A couple crossdressers and friends have asked me recently how and or why I came to the conclusion to transition, so here is a quick answer as best I can understand it:
Actually, I don't think there is any easy or single answer to why I decided to transition. And I would think the reasoning has to be different for each person. We must each forge our own path, you might say....For me it was mostly feeling and instinct. As I came out more and more as Dana over the last year and have been able to express myself more freely and have received support and validation from family and friends and even strangers, I realized recently that I am the happiest I have ever been in my life.
In looking back on my life in this new context, I saw that, in the most important aspects, I have been a woman all along (as the cliche goes: a woman stuck in a man's body!) and it was only social conditioning and fear of society's judgement that was holding me back from exploring my feminine self sooner.

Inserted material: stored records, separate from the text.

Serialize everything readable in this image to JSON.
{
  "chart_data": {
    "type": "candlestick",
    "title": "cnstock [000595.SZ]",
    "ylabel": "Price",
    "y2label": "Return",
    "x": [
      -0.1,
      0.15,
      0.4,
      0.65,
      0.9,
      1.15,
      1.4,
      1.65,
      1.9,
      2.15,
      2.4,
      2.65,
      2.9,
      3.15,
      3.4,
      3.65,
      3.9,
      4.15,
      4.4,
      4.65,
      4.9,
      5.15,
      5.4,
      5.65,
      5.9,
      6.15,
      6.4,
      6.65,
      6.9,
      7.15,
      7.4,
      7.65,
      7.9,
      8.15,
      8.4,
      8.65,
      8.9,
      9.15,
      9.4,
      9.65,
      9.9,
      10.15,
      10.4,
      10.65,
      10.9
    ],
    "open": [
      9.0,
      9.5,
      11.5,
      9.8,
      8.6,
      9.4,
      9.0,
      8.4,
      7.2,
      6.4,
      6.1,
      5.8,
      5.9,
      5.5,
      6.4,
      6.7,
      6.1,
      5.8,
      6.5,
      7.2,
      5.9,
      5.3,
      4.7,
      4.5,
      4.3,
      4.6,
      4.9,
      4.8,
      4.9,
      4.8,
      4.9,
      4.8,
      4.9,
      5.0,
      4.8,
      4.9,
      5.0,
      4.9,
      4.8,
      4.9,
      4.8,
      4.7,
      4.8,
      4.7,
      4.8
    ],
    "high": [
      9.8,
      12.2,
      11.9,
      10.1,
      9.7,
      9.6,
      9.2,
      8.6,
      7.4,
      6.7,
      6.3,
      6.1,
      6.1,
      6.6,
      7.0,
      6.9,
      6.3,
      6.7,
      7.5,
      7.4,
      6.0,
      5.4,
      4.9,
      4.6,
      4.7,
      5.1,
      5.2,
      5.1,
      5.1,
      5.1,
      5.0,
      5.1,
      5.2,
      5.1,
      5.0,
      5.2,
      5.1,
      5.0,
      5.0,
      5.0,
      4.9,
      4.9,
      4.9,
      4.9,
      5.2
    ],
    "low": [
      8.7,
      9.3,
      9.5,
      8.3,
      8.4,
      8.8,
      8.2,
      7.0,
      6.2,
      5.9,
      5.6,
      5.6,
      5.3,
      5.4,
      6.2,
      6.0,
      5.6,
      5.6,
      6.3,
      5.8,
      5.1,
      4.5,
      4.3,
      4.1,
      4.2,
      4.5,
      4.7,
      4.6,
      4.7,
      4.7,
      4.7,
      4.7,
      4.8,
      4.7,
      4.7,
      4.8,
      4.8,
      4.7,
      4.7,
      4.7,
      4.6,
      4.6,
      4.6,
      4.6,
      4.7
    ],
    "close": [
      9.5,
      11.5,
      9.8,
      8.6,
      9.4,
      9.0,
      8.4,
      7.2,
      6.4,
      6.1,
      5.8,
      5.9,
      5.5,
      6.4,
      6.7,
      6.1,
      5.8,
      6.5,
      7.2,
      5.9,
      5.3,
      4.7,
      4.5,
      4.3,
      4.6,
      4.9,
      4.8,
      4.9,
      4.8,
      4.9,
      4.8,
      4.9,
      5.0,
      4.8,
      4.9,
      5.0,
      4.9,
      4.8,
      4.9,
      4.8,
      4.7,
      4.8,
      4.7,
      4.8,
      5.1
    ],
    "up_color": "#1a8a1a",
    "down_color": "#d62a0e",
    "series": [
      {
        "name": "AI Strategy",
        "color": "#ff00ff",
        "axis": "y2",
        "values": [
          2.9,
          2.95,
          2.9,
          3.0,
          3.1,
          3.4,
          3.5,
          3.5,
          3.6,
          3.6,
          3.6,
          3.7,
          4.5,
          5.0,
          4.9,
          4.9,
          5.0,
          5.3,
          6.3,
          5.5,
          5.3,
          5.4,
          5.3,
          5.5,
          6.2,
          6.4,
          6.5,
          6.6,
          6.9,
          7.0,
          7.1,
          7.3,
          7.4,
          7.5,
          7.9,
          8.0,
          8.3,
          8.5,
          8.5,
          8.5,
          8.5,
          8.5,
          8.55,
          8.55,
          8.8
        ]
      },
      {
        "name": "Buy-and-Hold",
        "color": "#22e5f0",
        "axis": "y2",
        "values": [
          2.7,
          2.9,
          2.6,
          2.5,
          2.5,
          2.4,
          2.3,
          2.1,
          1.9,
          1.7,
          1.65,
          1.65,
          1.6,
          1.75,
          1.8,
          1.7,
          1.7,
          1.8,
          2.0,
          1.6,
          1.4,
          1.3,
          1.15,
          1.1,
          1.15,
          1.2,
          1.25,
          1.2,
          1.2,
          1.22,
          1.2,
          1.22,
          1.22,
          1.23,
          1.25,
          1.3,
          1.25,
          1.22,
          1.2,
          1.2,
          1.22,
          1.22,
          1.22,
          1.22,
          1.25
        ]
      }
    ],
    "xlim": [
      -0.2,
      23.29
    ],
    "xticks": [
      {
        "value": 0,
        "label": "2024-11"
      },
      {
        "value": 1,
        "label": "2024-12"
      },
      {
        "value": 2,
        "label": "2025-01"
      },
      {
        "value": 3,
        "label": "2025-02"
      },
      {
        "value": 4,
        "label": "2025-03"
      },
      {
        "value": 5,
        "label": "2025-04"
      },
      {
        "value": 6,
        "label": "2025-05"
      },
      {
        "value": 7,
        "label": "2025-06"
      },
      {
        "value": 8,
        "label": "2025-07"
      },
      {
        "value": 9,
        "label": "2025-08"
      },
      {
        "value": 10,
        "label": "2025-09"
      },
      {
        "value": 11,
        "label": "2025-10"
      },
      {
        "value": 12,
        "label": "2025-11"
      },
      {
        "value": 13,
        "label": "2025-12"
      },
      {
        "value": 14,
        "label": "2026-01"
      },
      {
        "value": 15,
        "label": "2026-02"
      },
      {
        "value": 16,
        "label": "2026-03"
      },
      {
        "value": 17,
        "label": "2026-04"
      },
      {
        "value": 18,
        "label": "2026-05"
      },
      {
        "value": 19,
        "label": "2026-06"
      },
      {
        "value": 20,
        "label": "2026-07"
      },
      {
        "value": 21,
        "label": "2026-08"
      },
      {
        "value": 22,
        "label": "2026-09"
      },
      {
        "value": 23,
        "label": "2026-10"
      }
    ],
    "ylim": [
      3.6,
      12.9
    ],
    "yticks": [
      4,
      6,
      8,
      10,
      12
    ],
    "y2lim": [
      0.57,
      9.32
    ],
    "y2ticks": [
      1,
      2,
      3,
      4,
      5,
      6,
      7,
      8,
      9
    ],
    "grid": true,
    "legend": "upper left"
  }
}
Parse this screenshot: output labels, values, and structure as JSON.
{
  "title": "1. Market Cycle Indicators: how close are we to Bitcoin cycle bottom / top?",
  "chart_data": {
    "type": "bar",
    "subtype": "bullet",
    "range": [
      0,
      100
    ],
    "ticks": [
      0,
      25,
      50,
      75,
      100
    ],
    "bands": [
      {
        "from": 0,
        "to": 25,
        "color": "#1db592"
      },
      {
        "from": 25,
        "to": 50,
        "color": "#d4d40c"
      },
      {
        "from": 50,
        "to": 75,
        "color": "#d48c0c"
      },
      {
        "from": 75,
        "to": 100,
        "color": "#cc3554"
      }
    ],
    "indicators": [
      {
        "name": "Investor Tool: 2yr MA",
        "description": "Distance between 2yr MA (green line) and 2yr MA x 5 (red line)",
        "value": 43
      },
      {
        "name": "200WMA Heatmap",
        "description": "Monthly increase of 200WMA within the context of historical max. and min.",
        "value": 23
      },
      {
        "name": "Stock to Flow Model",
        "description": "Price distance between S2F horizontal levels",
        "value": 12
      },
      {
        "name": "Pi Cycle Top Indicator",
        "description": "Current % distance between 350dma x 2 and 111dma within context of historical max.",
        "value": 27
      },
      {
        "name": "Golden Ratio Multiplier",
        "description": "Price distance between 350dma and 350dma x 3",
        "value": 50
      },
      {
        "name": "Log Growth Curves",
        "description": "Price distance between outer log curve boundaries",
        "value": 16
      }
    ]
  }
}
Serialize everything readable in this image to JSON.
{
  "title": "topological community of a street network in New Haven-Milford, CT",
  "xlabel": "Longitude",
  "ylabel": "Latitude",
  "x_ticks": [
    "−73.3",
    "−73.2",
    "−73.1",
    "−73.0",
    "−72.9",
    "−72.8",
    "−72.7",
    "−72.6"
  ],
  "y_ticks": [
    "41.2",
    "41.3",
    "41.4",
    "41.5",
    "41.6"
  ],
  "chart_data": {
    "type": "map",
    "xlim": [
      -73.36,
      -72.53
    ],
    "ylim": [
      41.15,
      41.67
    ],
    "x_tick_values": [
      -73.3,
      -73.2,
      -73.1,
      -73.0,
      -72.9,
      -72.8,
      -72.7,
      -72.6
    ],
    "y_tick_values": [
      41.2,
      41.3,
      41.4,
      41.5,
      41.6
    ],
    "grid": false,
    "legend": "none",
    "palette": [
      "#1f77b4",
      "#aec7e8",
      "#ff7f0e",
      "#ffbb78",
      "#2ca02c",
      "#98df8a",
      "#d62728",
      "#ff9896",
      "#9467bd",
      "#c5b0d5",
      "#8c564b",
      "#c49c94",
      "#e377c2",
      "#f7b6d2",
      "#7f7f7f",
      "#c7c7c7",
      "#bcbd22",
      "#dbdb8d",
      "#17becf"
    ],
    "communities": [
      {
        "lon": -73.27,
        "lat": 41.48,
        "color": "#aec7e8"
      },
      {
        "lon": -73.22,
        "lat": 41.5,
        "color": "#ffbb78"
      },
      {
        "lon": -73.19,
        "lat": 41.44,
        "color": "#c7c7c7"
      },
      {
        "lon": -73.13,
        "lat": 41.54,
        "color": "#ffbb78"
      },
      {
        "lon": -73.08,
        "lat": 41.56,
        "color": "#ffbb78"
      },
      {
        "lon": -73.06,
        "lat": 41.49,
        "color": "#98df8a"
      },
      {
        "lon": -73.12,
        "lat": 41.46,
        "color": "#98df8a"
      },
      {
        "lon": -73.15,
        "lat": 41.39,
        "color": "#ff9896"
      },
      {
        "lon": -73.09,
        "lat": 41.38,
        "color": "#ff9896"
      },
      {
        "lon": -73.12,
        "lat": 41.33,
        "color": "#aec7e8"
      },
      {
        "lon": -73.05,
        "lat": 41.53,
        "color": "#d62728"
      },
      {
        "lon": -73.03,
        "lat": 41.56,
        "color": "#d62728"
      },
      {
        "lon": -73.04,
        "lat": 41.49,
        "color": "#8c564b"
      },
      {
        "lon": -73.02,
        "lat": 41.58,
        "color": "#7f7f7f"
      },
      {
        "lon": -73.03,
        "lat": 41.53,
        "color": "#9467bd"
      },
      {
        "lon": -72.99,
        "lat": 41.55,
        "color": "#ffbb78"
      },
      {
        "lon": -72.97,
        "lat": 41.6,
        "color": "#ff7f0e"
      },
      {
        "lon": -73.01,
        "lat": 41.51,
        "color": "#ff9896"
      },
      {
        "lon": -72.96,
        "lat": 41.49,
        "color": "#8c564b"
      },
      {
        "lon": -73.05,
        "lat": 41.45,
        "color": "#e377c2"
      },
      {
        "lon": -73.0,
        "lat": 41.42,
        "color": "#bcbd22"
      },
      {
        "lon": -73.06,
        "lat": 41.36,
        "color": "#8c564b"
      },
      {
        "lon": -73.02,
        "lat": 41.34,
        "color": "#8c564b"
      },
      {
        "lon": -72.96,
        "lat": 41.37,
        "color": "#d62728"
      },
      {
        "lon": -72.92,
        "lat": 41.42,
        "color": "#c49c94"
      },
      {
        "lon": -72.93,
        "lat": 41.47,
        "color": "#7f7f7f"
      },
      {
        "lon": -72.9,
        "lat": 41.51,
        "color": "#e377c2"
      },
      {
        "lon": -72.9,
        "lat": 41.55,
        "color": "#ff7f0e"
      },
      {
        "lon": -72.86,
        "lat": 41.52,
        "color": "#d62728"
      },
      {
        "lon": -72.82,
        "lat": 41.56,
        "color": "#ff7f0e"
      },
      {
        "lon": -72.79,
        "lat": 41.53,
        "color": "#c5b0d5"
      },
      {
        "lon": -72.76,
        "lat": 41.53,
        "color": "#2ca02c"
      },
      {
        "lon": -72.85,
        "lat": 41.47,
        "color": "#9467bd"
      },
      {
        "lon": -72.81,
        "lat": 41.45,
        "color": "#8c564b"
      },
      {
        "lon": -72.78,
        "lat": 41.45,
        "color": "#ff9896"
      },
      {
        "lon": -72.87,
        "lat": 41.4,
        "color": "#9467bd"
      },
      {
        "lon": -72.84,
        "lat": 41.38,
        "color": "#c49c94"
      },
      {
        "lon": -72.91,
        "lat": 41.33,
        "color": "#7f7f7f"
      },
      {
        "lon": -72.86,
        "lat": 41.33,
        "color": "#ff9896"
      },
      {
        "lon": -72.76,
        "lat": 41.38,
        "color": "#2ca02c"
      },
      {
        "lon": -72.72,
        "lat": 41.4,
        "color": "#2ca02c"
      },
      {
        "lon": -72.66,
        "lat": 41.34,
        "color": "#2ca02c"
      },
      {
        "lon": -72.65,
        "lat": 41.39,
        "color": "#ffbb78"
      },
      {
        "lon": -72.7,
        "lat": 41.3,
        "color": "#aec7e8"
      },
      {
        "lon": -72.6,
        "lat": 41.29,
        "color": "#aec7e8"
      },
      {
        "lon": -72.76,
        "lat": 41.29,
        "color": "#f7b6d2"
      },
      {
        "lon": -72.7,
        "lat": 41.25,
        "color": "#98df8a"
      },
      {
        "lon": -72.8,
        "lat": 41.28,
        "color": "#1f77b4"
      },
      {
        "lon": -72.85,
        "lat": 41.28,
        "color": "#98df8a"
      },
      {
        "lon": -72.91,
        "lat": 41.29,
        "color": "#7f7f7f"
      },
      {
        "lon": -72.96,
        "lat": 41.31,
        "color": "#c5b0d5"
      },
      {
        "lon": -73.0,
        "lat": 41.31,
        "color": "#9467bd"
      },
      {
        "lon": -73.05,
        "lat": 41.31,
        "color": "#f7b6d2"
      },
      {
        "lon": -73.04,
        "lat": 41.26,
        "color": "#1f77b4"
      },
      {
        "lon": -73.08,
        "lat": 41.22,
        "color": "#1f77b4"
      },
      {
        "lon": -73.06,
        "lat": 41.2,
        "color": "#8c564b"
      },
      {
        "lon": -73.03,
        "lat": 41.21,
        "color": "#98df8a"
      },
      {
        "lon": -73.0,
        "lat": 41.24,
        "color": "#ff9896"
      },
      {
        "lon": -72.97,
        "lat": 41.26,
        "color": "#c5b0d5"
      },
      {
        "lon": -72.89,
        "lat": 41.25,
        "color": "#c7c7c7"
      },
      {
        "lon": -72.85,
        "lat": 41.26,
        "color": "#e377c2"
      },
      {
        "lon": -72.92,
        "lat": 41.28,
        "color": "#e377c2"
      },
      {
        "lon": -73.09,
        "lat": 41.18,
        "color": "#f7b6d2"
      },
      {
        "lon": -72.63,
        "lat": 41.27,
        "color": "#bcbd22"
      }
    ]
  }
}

Well, I guess I finally reached a point in my life where a combination of decreasing shame about myself and growing self-confidence, self-realization, emotional freedom and maturity, and financial independence collided to form who I am today and my decision to move forward in bringing my physical being into balance with my psychological being.
Finally, the most important aspect of the whole decision was allowing myself to slow down and experience the pure, unfettered joy, exhiliration and happiness I feel when expressing my feminine side. And this is separate from the sexual side of things - which, of course is always there and is good too. More and more I found myself smiling uncontrollably and feeling an overwhelming sense of peace during little private or public moments while dressed or when thinking about the freedom and prospects of "living my life in closer harmony with my desires" (to paraphrase a close and inspirational friend of mine - thanks D!). To put it more bluntly - my gut instinct, which I believe I have a decent connection with, told me that this was my path...
So, that, in a nutshell, is my reasoning for transition. Please be aware that in no way do I condone or recommend making such a decision in a vacuum or without doing lots of research and with as much support and consultation from family, friends, doctors, etc. as possible. Without the unquestioning love and support of my family and friends I might never have gotten to this highpoint in my life!